Bien que les signes présentent un degré de similitude légèrement inférieur à la moyenne sur le plan visuel, ce degré est clairement compensé par l’identité des produits et services en cause ainsi que par un degré moyen de caractère distinctif intrinsèque des marques antérieures, en application du principe d’interdépendance susmentionné.

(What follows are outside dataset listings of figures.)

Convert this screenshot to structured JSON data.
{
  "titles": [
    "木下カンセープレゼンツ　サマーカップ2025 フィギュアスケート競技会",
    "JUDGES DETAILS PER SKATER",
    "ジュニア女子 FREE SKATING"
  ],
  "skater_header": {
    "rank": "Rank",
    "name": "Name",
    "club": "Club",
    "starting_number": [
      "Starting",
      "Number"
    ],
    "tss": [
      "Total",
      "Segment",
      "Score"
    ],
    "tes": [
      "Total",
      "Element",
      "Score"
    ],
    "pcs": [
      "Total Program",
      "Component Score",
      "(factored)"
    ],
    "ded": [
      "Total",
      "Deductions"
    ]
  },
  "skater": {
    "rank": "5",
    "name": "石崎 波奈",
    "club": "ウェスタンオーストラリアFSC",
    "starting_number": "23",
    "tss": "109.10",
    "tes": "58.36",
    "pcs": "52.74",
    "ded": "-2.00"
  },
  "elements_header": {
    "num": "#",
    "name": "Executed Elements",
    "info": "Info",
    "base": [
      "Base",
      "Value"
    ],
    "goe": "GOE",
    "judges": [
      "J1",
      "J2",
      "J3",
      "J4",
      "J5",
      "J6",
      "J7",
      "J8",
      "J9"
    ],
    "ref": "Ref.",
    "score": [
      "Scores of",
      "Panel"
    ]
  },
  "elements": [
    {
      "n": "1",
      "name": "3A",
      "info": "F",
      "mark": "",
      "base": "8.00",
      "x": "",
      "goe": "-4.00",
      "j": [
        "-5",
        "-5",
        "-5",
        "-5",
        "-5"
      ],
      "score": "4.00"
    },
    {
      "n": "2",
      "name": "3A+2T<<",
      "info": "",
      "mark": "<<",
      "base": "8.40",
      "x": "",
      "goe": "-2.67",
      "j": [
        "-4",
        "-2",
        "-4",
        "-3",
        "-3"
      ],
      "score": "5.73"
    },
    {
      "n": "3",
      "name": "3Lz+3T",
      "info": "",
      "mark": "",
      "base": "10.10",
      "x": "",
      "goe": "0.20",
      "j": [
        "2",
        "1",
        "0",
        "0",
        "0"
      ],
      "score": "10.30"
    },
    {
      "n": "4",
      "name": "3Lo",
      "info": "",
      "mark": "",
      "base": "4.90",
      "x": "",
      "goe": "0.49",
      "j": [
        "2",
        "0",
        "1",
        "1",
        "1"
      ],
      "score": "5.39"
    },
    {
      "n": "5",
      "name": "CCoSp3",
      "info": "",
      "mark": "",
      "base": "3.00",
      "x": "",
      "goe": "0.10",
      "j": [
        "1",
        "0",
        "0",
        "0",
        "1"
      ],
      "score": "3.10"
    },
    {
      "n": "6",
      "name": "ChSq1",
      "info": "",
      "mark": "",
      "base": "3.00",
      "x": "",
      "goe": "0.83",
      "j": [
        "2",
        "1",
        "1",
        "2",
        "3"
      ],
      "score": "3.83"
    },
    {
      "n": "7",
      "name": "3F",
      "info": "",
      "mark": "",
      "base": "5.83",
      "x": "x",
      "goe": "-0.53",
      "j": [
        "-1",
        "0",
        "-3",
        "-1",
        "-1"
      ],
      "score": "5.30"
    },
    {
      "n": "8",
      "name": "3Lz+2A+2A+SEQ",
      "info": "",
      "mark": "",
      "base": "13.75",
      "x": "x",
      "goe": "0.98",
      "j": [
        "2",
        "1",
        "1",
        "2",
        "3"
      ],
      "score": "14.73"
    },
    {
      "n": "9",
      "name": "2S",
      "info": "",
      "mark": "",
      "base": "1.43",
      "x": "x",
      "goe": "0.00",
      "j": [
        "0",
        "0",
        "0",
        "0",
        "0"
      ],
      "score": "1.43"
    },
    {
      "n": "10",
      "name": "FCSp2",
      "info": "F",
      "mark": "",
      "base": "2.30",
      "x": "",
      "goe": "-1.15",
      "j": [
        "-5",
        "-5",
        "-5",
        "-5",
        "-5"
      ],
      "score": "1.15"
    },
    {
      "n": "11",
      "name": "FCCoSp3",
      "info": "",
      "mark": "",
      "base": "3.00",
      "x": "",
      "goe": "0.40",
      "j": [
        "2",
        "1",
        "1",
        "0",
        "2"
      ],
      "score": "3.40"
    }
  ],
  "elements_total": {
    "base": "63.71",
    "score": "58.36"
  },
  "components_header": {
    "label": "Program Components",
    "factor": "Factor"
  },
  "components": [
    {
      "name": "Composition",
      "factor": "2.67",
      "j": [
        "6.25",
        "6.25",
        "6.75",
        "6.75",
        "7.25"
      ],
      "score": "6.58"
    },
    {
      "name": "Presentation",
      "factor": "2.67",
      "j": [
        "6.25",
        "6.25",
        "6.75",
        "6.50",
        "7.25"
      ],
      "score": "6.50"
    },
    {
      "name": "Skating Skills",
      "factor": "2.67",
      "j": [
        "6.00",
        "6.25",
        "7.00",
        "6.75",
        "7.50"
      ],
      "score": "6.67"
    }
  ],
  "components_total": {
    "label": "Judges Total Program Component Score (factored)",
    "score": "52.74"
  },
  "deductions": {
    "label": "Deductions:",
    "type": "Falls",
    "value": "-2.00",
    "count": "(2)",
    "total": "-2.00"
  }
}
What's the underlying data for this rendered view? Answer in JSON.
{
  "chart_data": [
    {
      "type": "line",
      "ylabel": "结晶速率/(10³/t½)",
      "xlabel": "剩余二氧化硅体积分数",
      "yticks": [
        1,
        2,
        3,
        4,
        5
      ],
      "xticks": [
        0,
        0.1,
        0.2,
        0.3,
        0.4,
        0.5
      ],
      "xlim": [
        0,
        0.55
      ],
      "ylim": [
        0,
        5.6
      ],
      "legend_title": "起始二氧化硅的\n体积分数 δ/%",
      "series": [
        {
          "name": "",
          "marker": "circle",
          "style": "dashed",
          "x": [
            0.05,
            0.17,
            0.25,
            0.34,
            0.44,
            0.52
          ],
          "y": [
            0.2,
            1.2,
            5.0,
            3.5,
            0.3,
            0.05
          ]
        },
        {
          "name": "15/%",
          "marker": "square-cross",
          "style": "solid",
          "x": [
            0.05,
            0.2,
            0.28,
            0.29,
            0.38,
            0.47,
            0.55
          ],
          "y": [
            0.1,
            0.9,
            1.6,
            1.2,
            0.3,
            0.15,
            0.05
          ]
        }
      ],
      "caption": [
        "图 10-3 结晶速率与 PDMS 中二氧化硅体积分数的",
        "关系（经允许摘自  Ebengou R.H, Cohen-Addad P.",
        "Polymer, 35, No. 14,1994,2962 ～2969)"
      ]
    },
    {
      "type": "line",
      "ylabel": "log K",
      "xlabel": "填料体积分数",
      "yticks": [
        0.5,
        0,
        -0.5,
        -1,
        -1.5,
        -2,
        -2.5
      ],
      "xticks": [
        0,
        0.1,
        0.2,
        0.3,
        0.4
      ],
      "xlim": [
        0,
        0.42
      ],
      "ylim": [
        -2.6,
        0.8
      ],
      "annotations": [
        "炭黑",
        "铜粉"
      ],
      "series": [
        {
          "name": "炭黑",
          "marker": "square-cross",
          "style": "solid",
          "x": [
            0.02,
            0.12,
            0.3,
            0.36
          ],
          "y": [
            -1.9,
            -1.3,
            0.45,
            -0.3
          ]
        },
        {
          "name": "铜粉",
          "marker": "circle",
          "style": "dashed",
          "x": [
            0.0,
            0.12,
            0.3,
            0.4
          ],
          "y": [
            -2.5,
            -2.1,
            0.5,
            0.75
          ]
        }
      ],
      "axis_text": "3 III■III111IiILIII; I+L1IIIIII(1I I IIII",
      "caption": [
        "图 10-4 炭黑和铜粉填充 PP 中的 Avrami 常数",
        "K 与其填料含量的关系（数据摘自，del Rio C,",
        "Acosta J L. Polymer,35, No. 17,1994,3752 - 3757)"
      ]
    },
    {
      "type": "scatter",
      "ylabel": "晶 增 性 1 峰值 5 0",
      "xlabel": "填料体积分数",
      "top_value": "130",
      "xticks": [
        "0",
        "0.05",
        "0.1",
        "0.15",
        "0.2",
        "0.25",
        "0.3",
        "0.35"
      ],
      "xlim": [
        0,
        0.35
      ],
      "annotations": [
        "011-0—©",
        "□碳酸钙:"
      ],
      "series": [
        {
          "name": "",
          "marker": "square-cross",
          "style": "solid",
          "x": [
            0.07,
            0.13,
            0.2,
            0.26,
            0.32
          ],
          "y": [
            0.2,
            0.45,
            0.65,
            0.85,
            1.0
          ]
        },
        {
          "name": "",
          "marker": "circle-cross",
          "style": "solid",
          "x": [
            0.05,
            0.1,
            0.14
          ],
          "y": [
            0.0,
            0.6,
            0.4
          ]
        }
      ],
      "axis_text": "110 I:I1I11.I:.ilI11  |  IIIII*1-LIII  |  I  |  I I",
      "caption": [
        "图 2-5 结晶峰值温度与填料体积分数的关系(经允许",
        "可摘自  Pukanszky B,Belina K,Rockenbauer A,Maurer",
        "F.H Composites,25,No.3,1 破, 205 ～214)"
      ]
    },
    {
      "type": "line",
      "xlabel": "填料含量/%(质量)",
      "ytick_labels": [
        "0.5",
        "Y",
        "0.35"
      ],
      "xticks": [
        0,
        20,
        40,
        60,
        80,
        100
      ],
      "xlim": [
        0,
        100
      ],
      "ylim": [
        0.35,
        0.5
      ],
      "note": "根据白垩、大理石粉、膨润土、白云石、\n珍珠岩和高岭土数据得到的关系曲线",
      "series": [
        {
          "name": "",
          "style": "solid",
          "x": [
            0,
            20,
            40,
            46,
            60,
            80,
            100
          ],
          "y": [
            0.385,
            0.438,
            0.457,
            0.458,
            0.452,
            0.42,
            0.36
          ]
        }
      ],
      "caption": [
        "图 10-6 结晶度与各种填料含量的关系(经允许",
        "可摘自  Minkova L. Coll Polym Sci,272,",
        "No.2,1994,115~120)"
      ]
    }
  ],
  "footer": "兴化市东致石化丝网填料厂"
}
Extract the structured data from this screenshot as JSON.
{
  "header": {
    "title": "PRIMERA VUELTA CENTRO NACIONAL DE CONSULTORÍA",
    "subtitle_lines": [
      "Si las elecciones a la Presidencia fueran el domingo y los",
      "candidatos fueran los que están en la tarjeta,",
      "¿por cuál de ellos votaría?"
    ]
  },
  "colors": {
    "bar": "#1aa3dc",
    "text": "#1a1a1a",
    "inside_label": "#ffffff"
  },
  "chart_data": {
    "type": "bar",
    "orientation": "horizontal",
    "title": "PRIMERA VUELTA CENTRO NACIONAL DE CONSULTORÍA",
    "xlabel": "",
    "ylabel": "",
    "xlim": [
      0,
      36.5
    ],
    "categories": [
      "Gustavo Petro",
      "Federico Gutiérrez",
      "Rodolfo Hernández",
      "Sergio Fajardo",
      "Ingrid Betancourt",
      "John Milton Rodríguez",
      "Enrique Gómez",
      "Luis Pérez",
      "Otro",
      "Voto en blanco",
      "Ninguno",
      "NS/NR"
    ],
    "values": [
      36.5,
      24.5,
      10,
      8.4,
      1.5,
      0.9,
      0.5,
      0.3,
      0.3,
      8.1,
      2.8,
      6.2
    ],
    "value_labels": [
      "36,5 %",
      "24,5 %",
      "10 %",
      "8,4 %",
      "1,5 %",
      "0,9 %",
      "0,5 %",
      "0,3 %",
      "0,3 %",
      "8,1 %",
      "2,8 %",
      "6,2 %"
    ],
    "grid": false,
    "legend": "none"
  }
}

Sur la base d’une appréciation globale, et compte tenu du principe du souvenir imparfait, la division d’opposition conclut qu’il existe un risque de confusion dans l’esprit des parties du public du territoire pertinent parlant le tchèque, le polonais et le slovaque. Par conséquent, l’opposition est fondée sur la base des enregistrements de marques de l’Union européenne no 18 015 275, no 15 537 467 et no 15 537 426 des opposantes; Comme indiqué ci-dessus dans la section c) de la présente décision, un risque de confusion pour seulement une partie du public pertinent de l’Union européenne suffit pour rejeter la demande contestée;
Il résulte de ce qui précède que le signe contesté doit être rejeté pour l’ensemble des produits et services contestés.
Étant donné que l’opposition est accueillie sur la base du caractère distinctif intrinsèque des marques antérieures, il n’est pas nécessaire d’apprécier le caractère distinctif accru des marques de l’opposante en raison de leur usage intensif, comme l’affirment les opposantes. Même si les marques antérieures bénéficiaient d’un caractère distinctif élevé, le résultat ne s’en trouverait pas affecté.
FRAIS
Conformément à l’article 109, paragraphe 1, du RMUE, la partie perdante dans une procédure d’opposition doit supporter les taxes et frais exposés par l’autre partie.
La demanderesse étant la partie perdante, elle doit supporter la taxe d’opposition ainsi que les frais exposés par l’opposante aux fins de la présente procédure.
Conformément à l’article 109, paragraphe 1 et (7) du RMUE et à l’article 18, paragraphe 1, point c) i), du REMUE, les frais à payer à l’opposante sont la taxe d’opposition et les frais de représentation, qui sont fixés sur la base du taux maximal qui y est fixé.
Décision sur l’opposition no B 3 200 847 Page sur 8 8
De la division d’opposition
Monika CISZEWSKA Martin MITURA Claudia ATTINÀ
Conformément à l’article 67 du RMUE, toute partie peut recourir contre cette décision pour autant que cette dernière n’ait pas fait droit à ses prétentions. Conformément à l’article 68 du RMUE, le recours doit être formé par écrit auprès de l’Office dans un délai de deux mois à compter du jour de la notification de la présente décision. L’acte de recours est déposé dans la langue de procédure de la décision attaquée. En outre, un mémoire exposant les motifs du recours doit être déposé par écrit dans un délai de quatre mois à compter de cette date. Le recours n’est considéré comme formé qu’après paiement de la taxe de recours d’un montant de 720 EUR.